General Discussion
In reply to the discussion: Do We Really Know That Cats Kill By The Billions? Not So Fast [View all]Feron
(2,063 posts)Right now I have two indoor cats and one indoor/outdoor cat.
The eldest cat is only indoor/outdoor because she is the oldest and has always been that way. Rosie is only a threat to lizards and doesn't go out much anyway. I'm hoping to gradually ease her into being indoor only as she ages.
Wildlife concerns aside, indoor cats are a lot less stress and cost less to keep healthy.
You don't have to worry about (which have all happened to me/my family):
-An asshole shooting your cat with a pellet/BB gun and giving your cat an infected wound.
-Neighborhood dog mauling your cat to death
-Your cat getting into the trash after the possums finished pawing through it and getting sick because of it.
-Your cat getting into a fight. And then getting an abscess which takes off a large chunk of your cat's flesh. This happens repeatedly.
-Your neutered male cat encounters another male. Must. Spray.Everything.
-Waking up at 3 am to the sweet sounds of dueling cat falsettos.
-The goddamned cat door which is no more. And having to wrestle away prey my cat has delivered inside. Worst: live baby copperhead. How my cat didn't get injured I don't know. Weirdest: A live crawfish. Most disgusting: A decapitated and half-eaten squirrel I found in my bedroom. Got the most exercise trying to catch it: toss up between the garter snake and the mouse my cat dropped in the dining room unscathed.

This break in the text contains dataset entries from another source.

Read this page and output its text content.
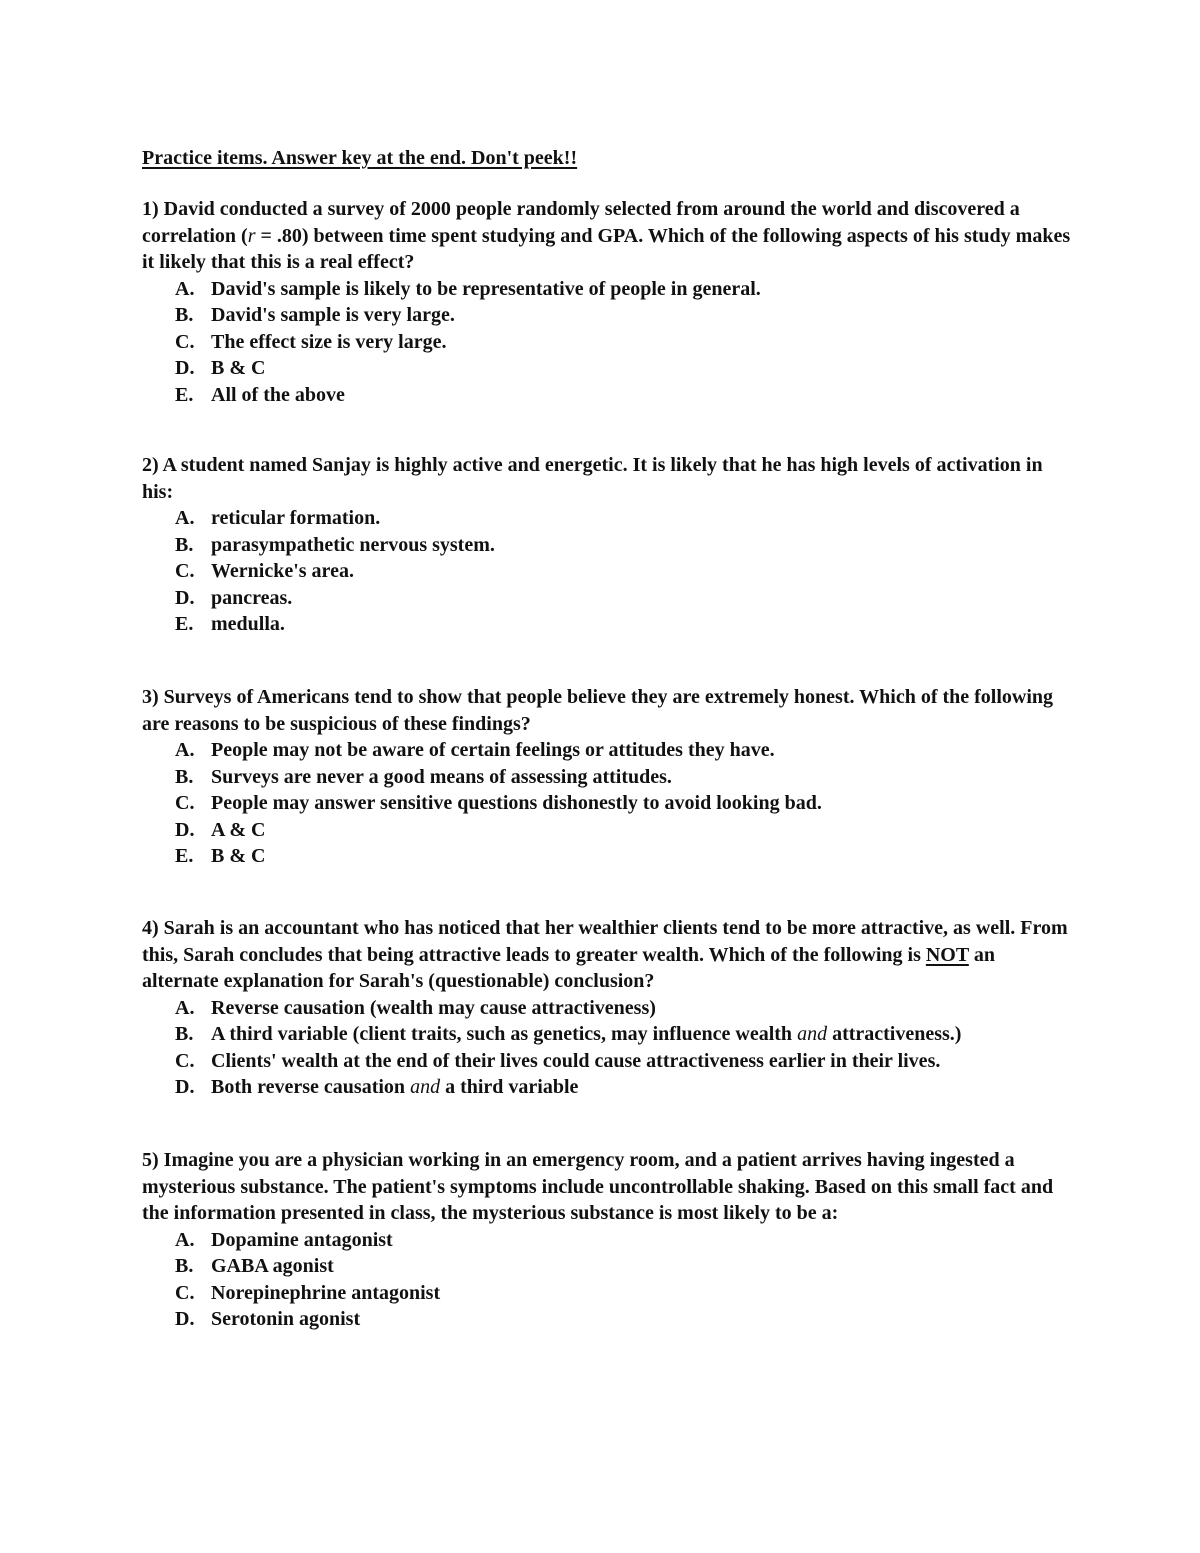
Practice items. Answer key at the end. Don't peek!!

1) David conducted a survey of 2000 people randomly selected from around the world and discovered a correlation (r = .80) between time spent studying and GPA. Which of the following aspects of his study makes it likely that this is a real effect?

A. David's sample is likely to be representative of people in general.
B. David's sample is very large.
C. The effect size is very large.
D. B & C
E. All of the above

2) A student named Sanjay is highly active and energetic. It is likely that he has high levels of activation in his:

A. reticular formation.
B. parasympathetic nervous system.
C. Wernicke's area.
D. pancreas.
E. medulla.

3) Surveys of Americans tend to show that people believe they are extremely honest. Which of the following are reasons to be suspicious of these findings?

A. People may not be aware of certain feelings or attitudes they have.
B. Surveys are never a good means of assessing attitudes.
C. People may answer sensitive questions dishonestly to avoid looking bad.
D. A & C
E. B & C

4) Sarah is an accountant who has noticed that her wealthier clients tend to be more attractive, as well. From this, Sarah concludes that being attractive leads to greater wealth. Which of the following is NOT an alternate explanation for Sarah's (questionable) conclusion?

A. Reverse causation (wealth may cause attractiveness)
B. A third variable (client traits, such as genetics, may influence wealth and attractiveness.)
C. Clients' wealth at the end of their lives could cause attractiveness earlier in their lives.
D. Both reverse causation and a third variable

5) Imagine you are a physician working in an emergency room, and a patient arrives having ingested a mysterious substance. The patient's symptoms include uncontrollable shaking. Based on this small fact and the information presented in class, the mysterious substance is most likely to be a:

A. Dopamine antagonist
B. GABA agonist
C. Norepinephrine antagonist
D. Serotonin agonist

-Uninvited cats coming in through the cat door. I did catch the neighborhood stray when the cat door malfunctioned and it got stuck in my house. Animal control picked him up.
-Sick cat wandering off. One came back and was euthanized after a month of unsuccessful treatments for what we believe was probably a hereditary liver problem. The other cat, Kramer, wandered off never to return. He was elderly and was going down from old age issues. In hindsight I think his life inside would have been better and a lot less stressful. FWIW, he was 16.
-Wild animals attacking and/or killing your cat.
Anyhow I think that a better approach for bird enthusiasts is to educate cat owners on how to enrich your indoor environment. It's a least a start.
I don't think that the knee jerk "cats bad" approach some overzealous birders have is productive. It just puts cat owners on the defensive and nothing changes.